Toujours plutôt content de la marche du secteur, il fait remarquer qu’il est «parvenu globalement à préserver ses indicateurs de solidité financière. En témoignent, la baisse de la part des créances classées de 0,5 point de pourcentage pour s’établir à 13,4%, la légère diminution du taux de couverture de ces créances par les provisions de 1,4 point de pourcentage imputable notamment aux opérations de cession de créances et le maintien du ratio de solvabilité moyen du secteur à son niveau de 2017, soit 11,8%, malgré l’entrée en vigueur de la nouvelle exigence en fonds propres pour la couverture des risques de marché.

Lucide, et ne mâchant pas ses mots, El Abassi ne manque pas d’attirer l’attention des professionnels du secteur sur le fait que «cette amélioration des indicateurs de solidité financière des banques observée ces dernières années, ne doit pas dissimuler la persistance de certaines sources de fragilité structurelle au niveau de quelques banques ayant trait essentiellement à la problématique des créances classées, la détérioration de leur profil de risque de liquidité. Et surtout, des faiblesses majeures au niveau de leur dispositif de gouvernance, de contrôle interne et de gestion des risques».

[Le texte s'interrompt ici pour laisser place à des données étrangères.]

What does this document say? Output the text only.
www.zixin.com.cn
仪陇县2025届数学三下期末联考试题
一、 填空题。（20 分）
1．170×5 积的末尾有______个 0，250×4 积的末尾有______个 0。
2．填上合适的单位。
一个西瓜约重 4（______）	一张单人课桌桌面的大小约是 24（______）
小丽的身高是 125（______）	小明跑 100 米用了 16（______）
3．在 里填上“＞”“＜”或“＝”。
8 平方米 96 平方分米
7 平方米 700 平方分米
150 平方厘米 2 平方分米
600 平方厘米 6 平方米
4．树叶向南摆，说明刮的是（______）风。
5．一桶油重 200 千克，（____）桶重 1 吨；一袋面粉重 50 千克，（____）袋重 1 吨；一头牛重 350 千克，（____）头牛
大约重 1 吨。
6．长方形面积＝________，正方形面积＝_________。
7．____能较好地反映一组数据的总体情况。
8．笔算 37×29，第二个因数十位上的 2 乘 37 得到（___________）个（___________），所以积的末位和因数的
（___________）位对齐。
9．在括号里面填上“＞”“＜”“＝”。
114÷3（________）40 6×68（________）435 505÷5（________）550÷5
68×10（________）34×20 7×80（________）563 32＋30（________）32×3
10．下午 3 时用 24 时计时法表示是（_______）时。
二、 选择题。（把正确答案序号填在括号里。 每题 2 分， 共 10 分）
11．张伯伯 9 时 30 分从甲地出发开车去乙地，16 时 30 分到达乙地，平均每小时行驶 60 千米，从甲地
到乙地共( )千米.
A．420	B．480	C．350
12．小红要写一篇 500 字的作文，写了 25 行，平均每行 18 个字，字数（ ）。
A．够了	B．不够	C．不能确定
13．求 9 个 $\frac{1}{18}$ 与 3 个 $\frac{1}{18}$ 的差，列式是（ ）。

Il annonce ensuite, sans trop de détails, que «la Banque centrale de Tunisie s’attend, par la publication en décembre 2018 de sa circulaire portant sur les règles de fonctionnement des établissements de paiement, à ce que l’année 2020 soit l’année où le paysage bancaire sera marqué par la création de nouveaux prestataires des services de paiement».

Et après avoir rappelé que la BCT poursuit l’élan des réformes prudentielles engagées depuis 2016 pour assurer la convergence vers les standards internationaux, il précise que ce projet a été érigé en tant que projet stratégique dans le cadre du plan stratégique triennal de la BCT 2019-2021.

Ces vœux pour l’exercice 2020 sont que la BCT mette à niveau le cadre prudentiel relatif aux normes de fonds propres. Mais aussi, que les banques se conforment complètement aux piliers 1 et 2, de Bâle II. Corrélativement, le Gouverneur indique que «la BCT s’est engagée à jouer un rôle central dans le pilotage du projet d’adoption des normes IFRS par le secteur dans le cadre d’une approche concertée et structurée avec toutes les parties prenantes».

Et pour finir, mais sans citer des produits comme les moyens de paiement digitaux (PayPal notamment), ou la banque digitale qui fait l’économie des agences, Marouane El Abassi évoque une «dynamique et afin de préparer la profession bancaire à relever les défis majeurs auxquels elle est confrontée. En l’occurrence, les enjeux liés à l’innovation technologique et la digitalisation des services financiers ainsi que le durcissement continu des exigences prudentielles». Il annonce par contre que «la BCT se penche actuellement sur la refonte du cadre de gouvernance dans la gestion des banques pour renforcer davantage l’implication effective de l’organe d’administration dans le pilotage stratégique et de gouvernance des risques».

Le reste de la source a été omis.